Some people are obsessed with their own dreams and the more vivid the better. "I came across a city filled with ice-cream castles. I was in a rowboat with my old maths teacher except it wasn't my maths teacher, it was my mother..." and so on and so on.
I'm no psychologist or any other ologist that knows anything about the brain, or the sub-conscious, but I have come to the conclusion that dreams are nothing more than the mind going on an abstract wander, free from the necessary rules and restrictions that it faces in the awake hours. As such, they are meaningless, and, I hasten to add, of interest only to yourself and nobody else.
Jung can suck my dick.
I have therefore written page 1 of my 'Dream Interpretations by Perseus Q' book which I'm psitive will become a best-seller.

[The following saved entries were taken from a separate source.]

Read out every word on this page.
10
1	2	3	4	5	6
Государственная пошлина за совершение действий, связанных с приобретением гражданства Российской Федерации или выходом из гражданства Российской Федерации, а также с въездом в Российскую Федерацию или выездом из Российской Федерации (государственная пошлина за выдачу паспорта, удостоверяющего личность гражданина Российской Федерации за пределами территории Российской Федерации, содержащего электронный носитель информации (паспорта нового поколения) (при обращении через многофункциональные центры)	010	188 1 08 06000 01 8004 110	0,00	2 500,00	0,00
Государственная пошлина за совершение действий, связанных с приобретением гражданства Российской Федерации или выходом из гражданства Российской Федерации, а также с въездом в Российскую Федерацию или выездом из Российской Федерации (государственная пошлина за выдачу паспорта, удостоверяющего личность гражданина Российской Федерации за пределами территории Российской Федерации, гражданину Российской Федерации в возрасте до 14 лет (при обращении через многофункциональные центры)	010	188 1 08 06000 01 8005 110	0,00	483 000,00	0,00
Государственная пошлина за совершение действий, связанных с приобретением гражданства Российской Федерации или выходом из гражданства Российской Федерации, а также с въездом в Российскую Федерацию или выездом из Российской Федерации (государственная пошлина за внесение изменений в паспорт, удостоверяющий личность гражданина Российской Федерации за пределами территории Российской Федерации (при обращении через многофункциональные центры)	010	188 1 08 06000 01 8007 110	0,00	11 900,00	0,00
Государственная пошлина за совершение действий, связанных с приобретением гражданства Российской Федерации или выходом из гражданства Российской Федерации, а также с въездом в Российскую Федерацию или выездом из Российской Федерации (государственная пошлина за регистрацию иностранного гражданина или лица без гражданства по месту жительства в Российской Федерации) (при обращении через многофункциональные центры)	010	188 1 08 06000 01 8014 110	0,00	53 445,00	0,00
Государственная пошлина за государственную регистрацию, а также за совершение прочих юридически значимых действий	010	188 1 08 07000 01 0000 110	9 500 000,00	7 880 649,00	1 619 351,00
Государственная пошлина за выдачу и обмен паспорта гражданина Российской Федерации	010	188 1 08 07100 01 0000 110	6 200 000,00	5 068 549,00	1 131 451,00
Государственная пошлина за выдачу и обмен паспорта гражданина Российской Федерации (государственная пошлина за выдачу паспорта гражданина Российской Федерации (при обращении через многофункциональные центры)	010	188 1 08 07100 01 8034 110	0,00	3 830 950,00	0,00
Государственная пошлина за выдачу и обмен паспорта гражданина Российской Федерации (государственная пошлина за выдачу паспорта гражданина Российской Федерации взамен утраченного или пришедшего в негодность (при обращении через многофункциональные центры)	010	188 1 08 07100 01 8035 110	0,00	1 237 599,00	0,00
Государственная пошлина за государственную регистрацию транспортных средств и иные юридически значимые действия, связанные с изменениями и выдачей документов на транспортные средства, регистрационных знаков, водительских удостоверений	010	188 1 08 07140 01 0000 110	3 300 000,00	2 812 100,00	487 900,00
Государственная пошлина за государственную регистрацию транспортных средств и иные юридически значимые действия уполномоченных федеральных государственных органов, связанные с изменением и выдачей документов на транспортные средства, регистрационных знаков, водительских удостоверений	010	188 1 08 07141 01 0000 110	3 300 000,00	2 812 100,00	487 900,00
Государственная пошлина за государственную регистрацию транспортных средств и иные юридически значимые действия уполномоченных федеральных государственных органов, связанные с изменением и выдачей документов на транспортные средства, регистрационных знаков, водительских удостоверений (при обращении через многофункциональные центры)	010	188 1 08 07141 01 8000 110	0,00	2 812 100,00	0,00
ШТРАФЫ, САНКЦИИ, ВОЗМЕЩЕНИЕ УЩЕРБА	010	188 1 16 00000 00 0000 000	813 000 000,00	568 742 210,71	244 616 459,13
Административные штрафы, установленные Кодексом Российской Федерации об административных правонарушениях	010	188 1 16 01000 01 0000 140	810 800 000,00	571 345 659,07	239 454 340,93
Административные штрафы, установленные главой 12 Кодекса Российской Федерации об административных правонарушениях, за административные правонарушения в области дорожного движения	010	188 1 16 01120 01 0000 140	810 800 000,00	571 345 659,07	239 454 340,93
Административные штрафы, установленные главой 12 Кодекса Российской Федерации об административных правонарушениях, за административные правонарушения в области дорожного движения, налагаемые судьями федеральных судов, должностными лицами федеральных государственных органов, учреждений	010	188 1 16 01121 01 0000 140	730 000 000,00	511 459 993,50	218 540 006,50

Dream: You are attacked by spiders.
Interpretation: You don't want to be attacked by spiders.
Dream: You are drowning.
Interpretation: You don't want to drown.
Dream: Your husband dies and you are very sad.
Interpretation: You don't want your husband to die.
Dream: You had sex with Natalie Portman.
Interpretation: You want to have sex with Natalie Portman.
Dream: You score a century in the Boxing Day Test.
Interpretation: You would like to score a century in the Boxing Day Test.
Dream: A wild bull chases you across a paddock.
Interpretation: You would not like to be chased across a paddock by a wild bull.
Dream: You roll down a hill and land in a fairy land where you learn to cast spells that heal the sick, and you have a pet fox that can communicate telepathically with you and you and your fox called Ingwahla live in a house atop a magic tree that almost touches the sky, and everyone in fairy land love each other and when the snowflakes touch the ground in fairyland, they turn into emerald gems.
Interpretation: You are a boring hippy.
Dream: You send off all these stupid SMSs to former and potential lovers that are offensive and/or stupid, then end up falling into a bush and waking up an hour later with a splitting headache and you have lost your wallet.
Interpretation: It wasn't a dream, you were drunk last night. Call your bank.
Dream: You are sitting around at home reading Dostoyevsky and smoking cigarettes, and a naked Natalie Portman comes in and says, "Hey, I love Dostoyevsky. Can I have a ciggy?"
Interpretation: You are me.
Dream: You are sitting around reading 1875's 'Critique Of The Gotha program' when a naked Julia Gillard comes in and says, "Rudd's gone and I'm taking over, and I want you to be my deputy, but first of all, congratulations on scoring that ton in the Boxing Day test. Can I have a beer?"
Interpretation: You are Ramon Insertnamehere.